Update on August 28 at 3:30 p.m. with comments on SLI and AMD-ATI
Nvidia is extending its support for Intel's upcoming Core i7 processors while it prepares to announce next-generation integrated graphics silicon.
The announcement marks an effort to expand Nvidia offerings on Intel's next high-end desktop platform, which had previously been referred to as "Bloomfield." Intel branded it Core i7 prior to the company's developer forum last week. Nvidia has already said that it has no intention to build a chipset for Intel's next-generation interconnect technology called QuickPath Interconnect or QPI, which is part of the i7 design.
Nvidia said Thursday that it will license its Scalable Link Interface (SLI) technology for Intel's Core i7 processor.
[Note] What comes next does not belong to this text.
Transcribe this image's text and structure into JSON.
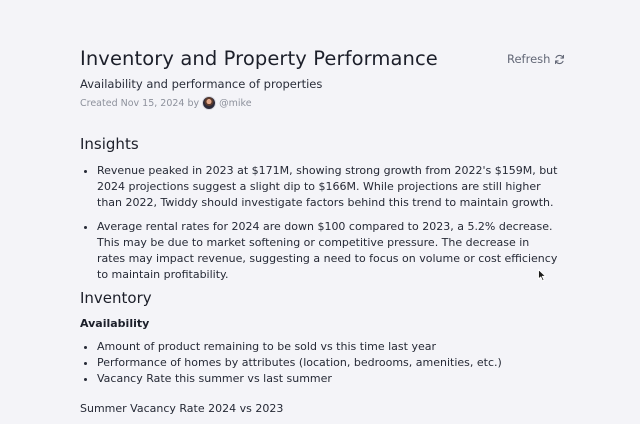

Nvidia's technology will work in tandem with Intel's X58 chipset, the supporting silicon for the Core i7, which is due to ship in volume in the fourth quarter.
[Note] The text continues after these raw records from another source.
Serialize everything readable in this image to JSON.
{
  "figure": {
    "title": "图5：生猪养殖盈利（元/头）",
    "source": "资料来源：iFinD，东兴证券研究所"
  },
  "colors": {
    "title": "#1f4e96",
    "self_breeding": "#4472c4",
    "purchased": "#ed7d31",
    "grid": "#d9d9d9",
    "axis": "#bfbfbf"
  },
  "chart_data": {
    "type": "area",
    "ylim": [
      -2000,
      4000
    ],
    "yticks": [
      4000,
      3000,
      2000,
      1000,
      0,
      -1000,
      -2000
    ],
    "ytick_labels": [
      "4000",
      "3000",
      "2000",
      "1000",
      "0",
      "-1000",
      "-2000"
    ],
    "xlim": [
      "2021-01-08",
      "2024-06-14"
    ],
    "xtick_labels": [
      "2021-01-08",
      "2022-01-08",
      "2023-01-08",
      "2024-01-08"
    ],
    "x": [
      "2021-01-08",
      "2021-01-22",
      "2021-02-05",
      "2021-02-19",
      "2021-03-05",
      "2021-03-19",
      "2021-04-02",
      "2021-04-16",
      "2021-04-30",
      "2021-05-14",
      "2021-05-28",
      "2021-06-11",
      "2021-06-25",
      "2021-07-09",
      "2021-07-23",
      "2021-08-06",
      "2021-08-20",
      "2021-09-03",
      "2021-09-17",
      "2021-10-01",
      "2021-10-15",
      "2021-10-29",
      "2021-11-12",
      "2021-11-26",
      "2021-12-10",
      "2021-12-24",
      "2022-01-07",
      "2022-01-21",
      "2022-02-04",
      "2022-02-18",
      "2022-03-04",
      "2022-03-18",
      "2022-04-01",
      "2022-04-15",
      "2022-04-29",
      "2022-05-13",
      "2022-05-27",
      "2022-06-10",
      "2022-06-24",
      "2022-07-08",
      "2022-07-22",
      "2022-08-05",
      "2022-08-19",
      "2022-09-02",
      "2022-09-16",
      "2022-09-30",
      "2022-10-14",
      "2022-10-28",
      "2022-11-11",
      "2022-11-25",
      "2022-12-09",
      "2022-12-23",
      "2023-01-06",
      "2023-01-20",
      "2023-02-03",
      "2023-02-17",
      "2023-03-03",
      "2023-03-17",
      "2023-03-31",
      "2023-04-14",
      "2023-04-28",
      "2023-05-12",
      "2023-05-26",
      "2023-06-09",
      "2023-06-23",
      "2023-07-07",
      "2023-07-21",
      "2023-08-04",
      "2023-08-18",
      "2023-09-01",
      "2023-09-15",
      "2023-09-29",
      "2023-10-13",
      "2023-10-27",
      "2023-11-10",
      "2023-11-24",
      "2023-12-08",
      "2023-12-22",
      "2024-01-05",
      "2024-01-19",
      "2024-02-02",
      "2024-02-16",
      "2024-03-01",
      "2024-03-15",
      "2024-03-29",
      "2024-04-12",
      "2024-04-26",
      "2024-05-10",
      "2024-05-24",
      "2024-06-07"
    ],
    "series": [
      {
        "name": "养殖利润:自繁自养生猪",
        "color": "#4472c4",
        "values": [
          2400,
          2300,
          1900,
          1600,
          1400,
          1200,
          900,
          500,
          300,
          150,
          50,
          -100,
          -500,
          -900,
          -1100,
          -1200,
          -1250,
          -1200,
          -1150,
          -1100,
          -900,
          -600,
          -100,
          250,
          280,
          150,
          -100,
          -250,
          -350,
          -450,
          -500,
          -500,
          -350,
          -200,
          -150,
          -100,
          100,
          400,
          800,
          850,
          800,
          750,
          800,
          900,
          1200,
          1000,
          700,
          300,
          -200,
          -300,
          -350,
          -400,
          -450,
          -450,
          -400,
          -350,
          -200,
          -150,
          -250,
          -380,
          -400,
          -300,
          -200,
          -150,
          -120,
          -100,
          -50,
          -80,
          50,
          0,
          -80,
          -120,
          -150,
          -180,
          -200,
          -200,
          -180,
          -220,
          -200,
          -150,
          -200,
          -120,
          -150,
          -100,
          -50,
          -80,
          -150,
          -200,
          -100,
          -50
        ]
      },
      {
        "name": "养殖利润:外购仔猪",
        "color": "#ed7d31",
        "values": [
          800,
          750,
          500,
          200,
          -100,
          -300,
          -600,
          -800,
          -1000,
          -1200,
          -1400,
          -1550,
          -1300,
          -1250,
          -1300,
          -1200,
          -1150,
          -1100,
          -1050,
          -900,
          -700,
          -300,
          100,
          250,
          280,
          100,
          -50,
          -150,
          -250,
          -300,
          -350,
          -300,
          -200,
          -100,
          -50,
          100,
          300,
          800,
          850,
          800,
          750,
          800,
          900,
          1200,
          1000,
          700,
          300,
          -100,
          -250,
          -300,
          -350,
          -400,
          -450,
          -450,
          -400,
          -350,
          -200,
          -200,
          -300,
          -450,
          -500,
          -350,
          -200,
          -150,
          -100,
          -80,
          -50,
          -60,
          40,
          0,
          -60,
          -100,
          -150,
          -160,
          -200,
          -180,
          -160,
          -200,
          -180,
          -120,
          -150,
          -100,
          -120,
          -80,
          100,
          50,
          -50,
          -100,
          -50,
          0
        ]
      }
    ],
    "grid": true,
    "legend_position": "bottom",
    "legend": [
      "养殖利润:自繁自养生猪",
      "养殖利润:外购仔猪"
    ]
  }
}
SLI allows systems to be configured with multiple graphics boards. So, for example, system builders and users can build systems with two, three, or four Nvidia boards.
In essence, Nvidia is offering what it calls "native" licensing of SLI to its partners and system builders. Native licensing will not require the use of Nvidia's nForce 200 bridge chip and thereby the company hopes to broaden the range of its graphics offerings on i7-based PCs.
To date, Nvidia has only offered, "which is basically an SLI chip that acts like a PCI Express bridge. That's been the only solution and that's been a very high-end solution. We'll continue to offer this," said Tom Peterson, director of Technical Marketing for MCP production at Nvidia.
PCI, or peripheral component interface, is the most common interface inside a PC for add-in boards.
The distinction between native and nForce 200 is that native SLI "allows for more common configurations," said Bryan Del Rizzo, an Nvidia spokesman.
One source at a U.S.-based PC maker said that Nvidia was losing ground to AMD-ATI by not bringing out an SLI solution that could appeal to more system builders and users, especially with Intel's Core i7 on the horizon.
"It's something that customers have been asking us for a long time and actually a big change for Nvidia," Peterson said.
Nvidia will certify partner circuit boards in its Santa Clara, Calif., certification lab, Peterson said. Certification is required to enable SLI.
On another front, Nvidia will announce a new high-performance "motherboard GPU" in the coming weeks. This will be a follow-on to its GeForce 8200 mGPU, which is an integrated graphics chipset for desktop PCs that use Intel processors.
The upcoming mGPU will compete with the Intel G45 integrated graphics chipset.